On the basis of that performance, she would land two parts: Annette Bening and Julianne Moore’s daughter in The Kids Are All Right and the title role in Tim Burton’s 3-D Alice in Wonderland. Suddenly, after one low-rated cable show, she was acting on a green-screen set with Johnny Depp. “The prop guys would draw little eyeballs on the tennis ball that was supposed to be the Cheshire cat. I wish I’d had my camera.”

Wasikowska is the middle child of parents John Reid and Marzena Wasikowska, who are both photographers. Not long ago, her mother, who is Polish, gave her an old Rolleiflex, and that has led to a compulsion for chronicling life on the sets of her movies. She asked that wardrobe sew a secret pocket into her Jane Eyre costume so she could keep her camera with her. She digs into a big handbag for her iPhone and thumbs through images: spontaneous portraits of her co-stars Judi Dench (Mrs. Fairfax) and Jamie Bell (St. John Rivers) and a frankly terrifying shot of Fassbender, looking painfully gaunt as Mr. Rochester. “The age difference between me and Michael is kind of magnified in this film,” says Wasikowska. “His ­Rochester is dangerous.” She moves on to a shot of Late Show With David Letterman’s greenroom (“It’s so skanky-looking!”), and an off-kilter, black-and-white photo of the director of her next film, Restless, peering at her through a lens: “Gus Van Sant, one-eyed monster.”
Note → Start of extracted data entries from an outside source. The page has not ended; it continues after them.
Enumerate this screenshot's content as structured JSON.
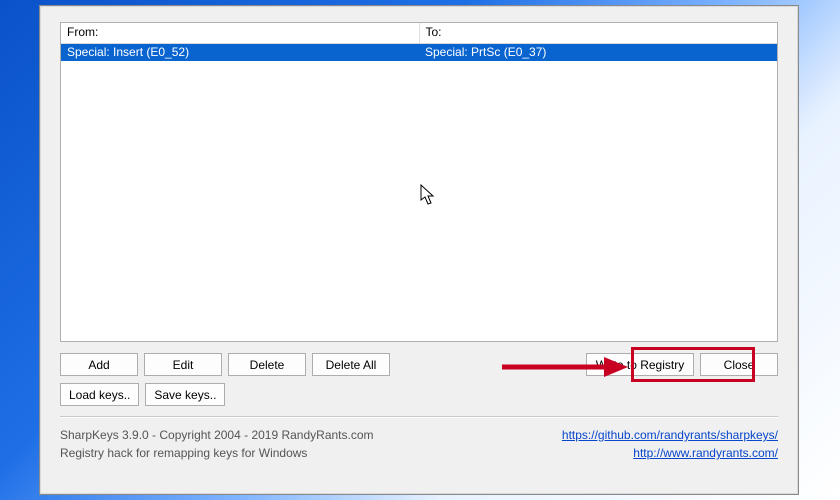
{
  "list": {
    "headers": {
      "from": "From:",
      "to": "To:"
    },
    "rows": [
      {
        "from": "Special: Insert (E0_52)",
        "to": "Special: PrtSc (E0_37)"
      }
    ]
  },
  "buttons": {
    "add": "Add",
    "edit": "Edit",
    "delete": "Delete",
    "delete_all": "Delete All",
    "write": "Write to Registry",
    "close": "Close",
    "load": "Load keys..",
    "save": "Save keys.."
  },
  "footer": {
    "line1": "SharpKeys 3.9.0 - Copyright 2004 - 2019 RandyRants.com",
    "line2": "Registry hack for remapping keys for Windows",
    "link1": "https://github.com/randyrants/sharpkeys/",
    "link2": "http://www.randyrants.com/"
  }
}
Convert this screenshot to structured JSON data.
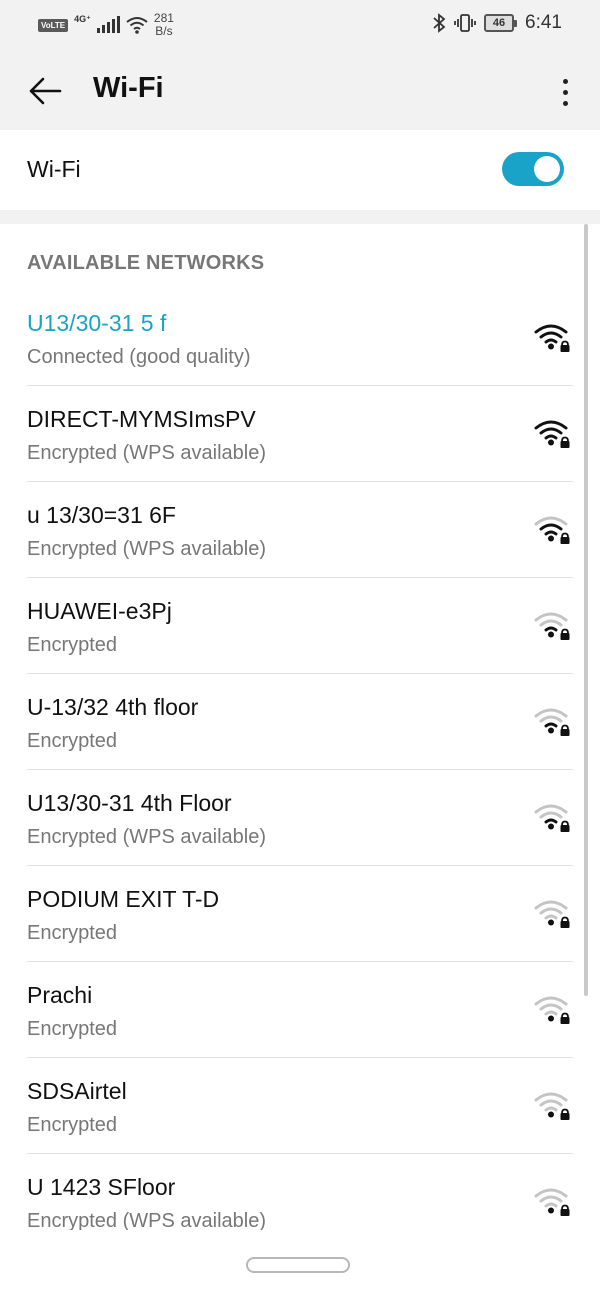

What attracts her to photography is that it’s acting’s exact opposite. “It isn’t dependent on other people telling you when and where—and it’s really fun.” Still, she’s serious about her work: Photographer Mary Ellen Mark, whom the actress met through Alice, is now a mentor and reviews Wasikowska’s photos by e-mail.

All her life, she says, she’s been impatient with herself. “At 14, I would be like, ‘Oh my God, my career … It’s over! I’m practically 95! I’ve lost all my chances!’ I don’t know where it came from, but I always had a sense of, like, doom. Like I hadn’t done enough.” No worries on that front—at least for the next year, which includes a list of films as wide-ranging and unconventional as her first three. In addition to Restless, in which she plays a terminally ill teenager, she just wrapped Albert Nobbs with Glenn Close; she’s about to start production on The Wettest County in the World, a southern crime drama with a screenplay by Nick Cave; and she’s joined the cast of the thriller Stoker, opposite Nicole Kidman and Colin Firth. “I like doing things that are really scary or intimidating,” she says, “and then you kind of conquer it.”

Wasikowska admits that it took a while to feel part of the acting community. “When I first started, it wasn’t my world,” she says. “Over four or five years, it’s become my world and I am part of it. And that’s a really interesting transition to make—from being an outsider to an insider.” Wasikowska laughs. “Or almost an insider.” She rolls her eyes. “Or, whatever.”